The bounce detector emitted 378 bounces on a 20-min match2 clip with 84 shots, 4.5× the realistic ratio. Most of the noise is the detector lighting up on the same physical bounce across consecutive frames, plus inter-rally footage where the ball is in a player’s hand or in a replay close-up.

Two cheap filters cut 21-27% of false bounces:

The first is a temporal dedup with ~400 ms minimum separation between bounces, fps-aware. It collapses CatBoost firing on three consecutive frames for one physical contact and drops 9-12%.

The second is a court-locality filter: project the ball pixel through the homography to canvas coordinates, drop if it falls outside the court polygon plus a 200 px buffer. This kills inter-rally noise where the ball is being held or replayed, dropping another 12-15%.

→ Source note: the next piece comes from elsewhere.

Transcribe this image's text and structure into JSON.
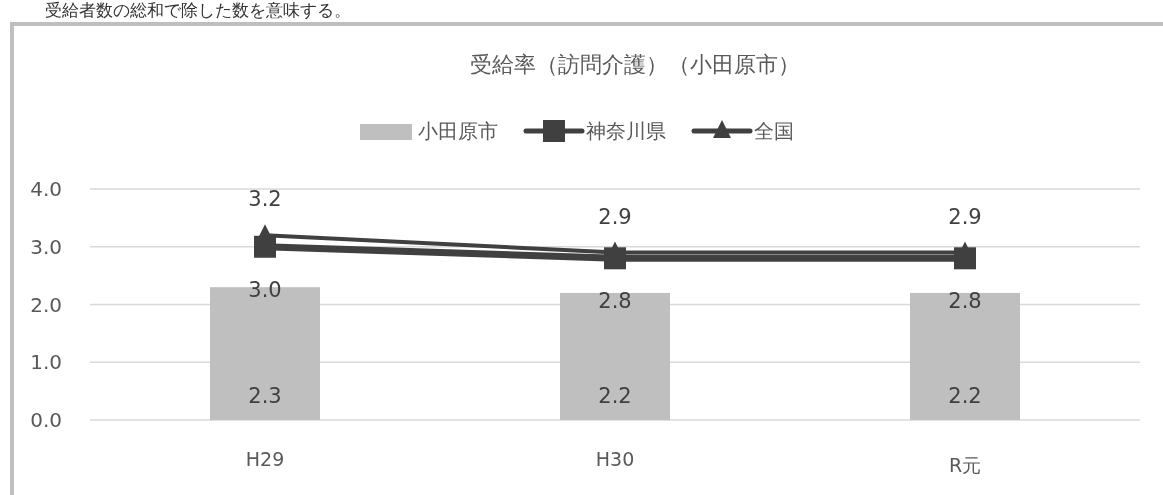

Real bounces don’t fire 200 ms apart and don’t land 3 m past the doubles alley. Neither filter is novel; both are roughly ten lines of code. If you’re using a CatBoost-style bounce detector you probably want both anyway.

What’s open

44 rallies isn’t enough to nail the percentage, just to expose the structure. Running the audit across 10+ matches is the obvious next step. It would also surface match-to-match variance in F3ED’s failure modes. Does it mislabel aces more often on hard courts than clay? I have no idea, and I’d like to know.

The reconciler currently only handles single-shot serve rallies. When both players hit clean balls and the point ends, the score delta is the same whether the winner came from a winner or a forced-err. Neither F3ED nor OCR alone disambiguates. A trajectory-aware classifier on the last two shots would close that gap. Haven’t tried it.

The longer-term move is closed-loop F3ED retraining: use the OCR-corrected labels as supervision for a small classifier head whose input is (F3ED 4-class outcome, OCR delta, single-shot flag) and whose output is the extended set {in, winner, forced-err, unforced-err, ace, double_fault, first_serve_fault, unreturnable}. About 5 minutes of training data per match. 10+ matches gets a usable head. The interesting move there is putting the OCR signal into training rather than just inference.